The problem always is that when there are too many memories, the context gets overloaded and the AI starts ignoring the system prompt.
Definitely not a solved problem, and there need to be benchmarks to evaluate these solutions. Benchmarks themselves can be easily gamed and not universally applicable.
Also since I thought for another 30 seconds, the “too many memories!” Problem imo is the same problem as context management and compaction and requires the same approach: more AI telling AI what AI should be thinking about. De-rank “memories” in the context manager as irrelevant and don’t pass them to the outer context. If a memory is de-ranked often and not used enough it gets purged.
ReadMe does support loading memories mid-reasoning! It is simply an agent reading files.
Although GPT-5.4 currently likes to explore a lot upfront, and only then responds. But that is more of a model behaviour (adjustable through prompting) rather than an architectural limitation.
A removal mechanism is not (yet) implemented. But in principle, we could adjust the instructions in Update.md so that it does a minor "refactor" of the filesystem each day, then newer abstractions can form, while irrelevant gets pruned/edited. That's the beauty of the architecture, you define how the update can occur!
But if you do have a new memory (possibly contradicting an old one), is it really a good idea to prune/edit it?
If you are genuinely uncertain between choice A and B, then having them both exist in the memory archive might be a feature. The agent gets the possibility of seeing contradictory evidence on different dates, which communicates indecisiveness.
The purpose of memory pruning is not to “forget” useful or even contradictory information, but to condense it so that the useful bits of the memory take less context and be more immediately accessible in situations that need it.

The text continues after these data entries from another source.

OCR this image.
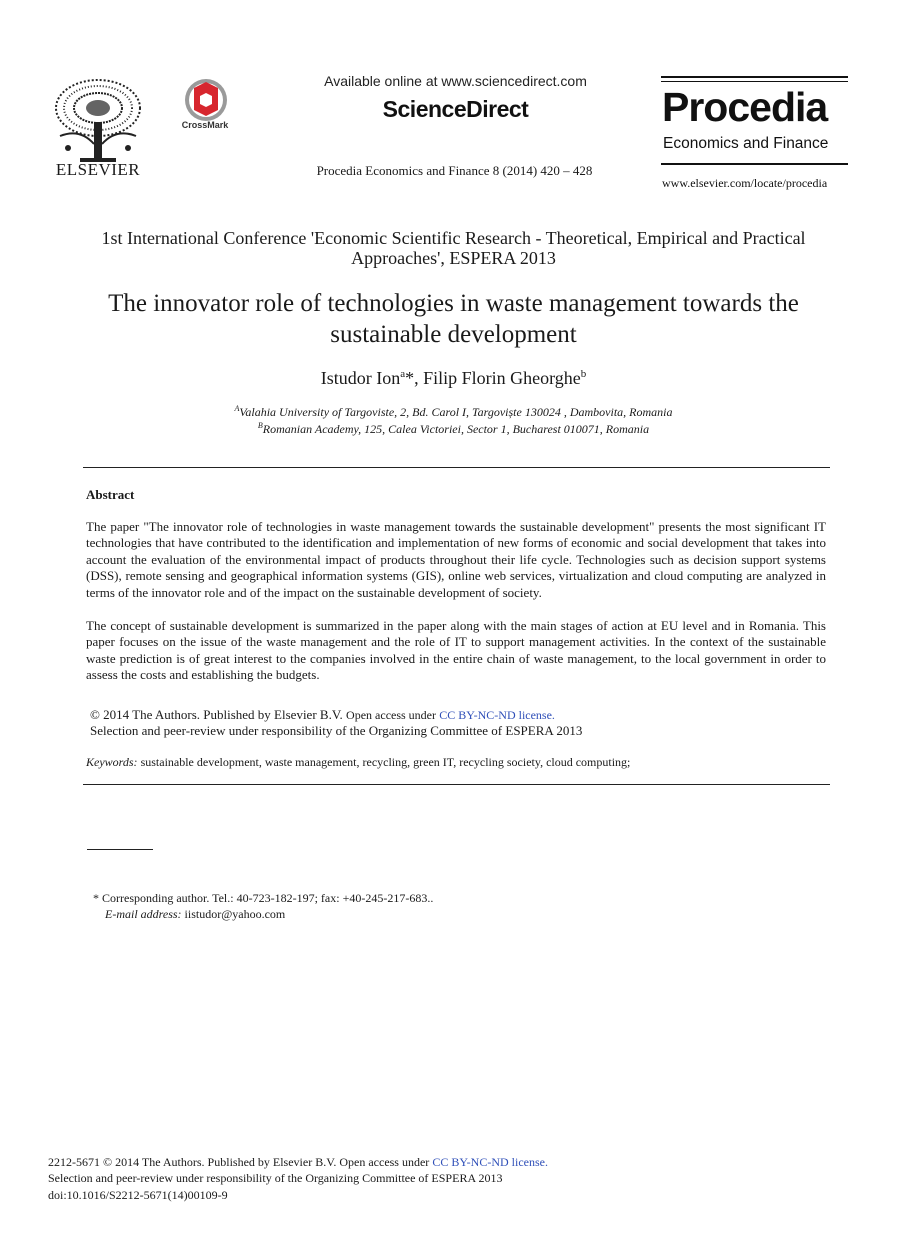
ELSEVIER
CrossMark
Available online at www.sciencedirect.com
ScienceDirect
Procedia Economics and Finance 8 (2014) 420 – 428
Procedia
Economics and Finance
www.elsevier.com/locate/procedia
1st International Conference 'Economic Scientific Research - Theoretical, Empirical and Practical Approaches', ESPERA 2013
The innovator role of technologies in waste management towards the sustainable development
Istudor Ion$^a$*, Filip Florin Gheorghe$^b$
$^A$Valahia University of Targoviste, 2, Bd. Carol I, Targoviște 130024 , Dambovita, Romania
$^B$Romanian Academy, 125, Calea Victoriei, Sector 1, Bucharest 010071, Romania
Abstract
The paper "The innovator role of technologies in waste management towards the sustainable development" presents the most significant IT technologies that have contributed to the identification and implementation of new forms of economic and social development that takes into account the evaluation of the environmental impact of products throughout their life cycle. Technologies such as decision support systems (DSS), remote sensing and geographical information systems (GIS), online web services, virtualization and cloud computing are analyzed in terms of the innovator role and of the impact on the sustainable development of society.
The concept of sustainable development is summarized in the paper along with the main stages of action at EU level and in Romania. This paper focuses on the issue of the waste management and the role of IT to support management activities. In the context of the sustainable waste prediction is of great interest to the companies involved in the entire chain of waste management, to the local government in order to assess the costs and establishing the budgets.
© 2014 The Authors. Published by Elsevier B.V. Open access under CC BY-NC-ND license.
Selection and peer-review under responsibility of the Organizing Committee of ESPERA 2013
Keywords: sustainable development, waste management, recycling, green IT, recycling society, cloud computing;
* Corresponding author. Tel.: 40-723-182-197; fax: +40-245-217-683..
E-mail address: iistudor@yahoo.com
2212-5671 © 2014 The Authors. Published by Elsevier B.V. Open access under CC BY-NC-ND license.
Selection and peer-review under responsibility of the Organizing Committee of ESPERA 2013
doi:10.1016/S2212-5671(14)00109-9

I address it through merging the lower-level memories into more abstracted ones through a temporal hierarchical filesystem. So, days -> months -> quarters -> years. Each time scale focuses on a more "useful" context since uncertain/contradictory information does not survive as it goes up in abstraction.
For example, A day-level memory might be: "The user learned how to divide 314 by 5 with long division on Jan 3rd 2017."
A year-level memory might be: "The user progressed significantly in mathematics during elementary school."
From the perspective of the LLM, it is easier to access the year-level memories because it requires fewer "cd" commands, and it only dives down into lower levels when necessary.
You need clever naming for the filesystem and exploration policy in AGENTS.md. (not trivial!)
The benchmark is definitely the core bottleneck. I don't know any good benchmark for this, probably an open research question in itself.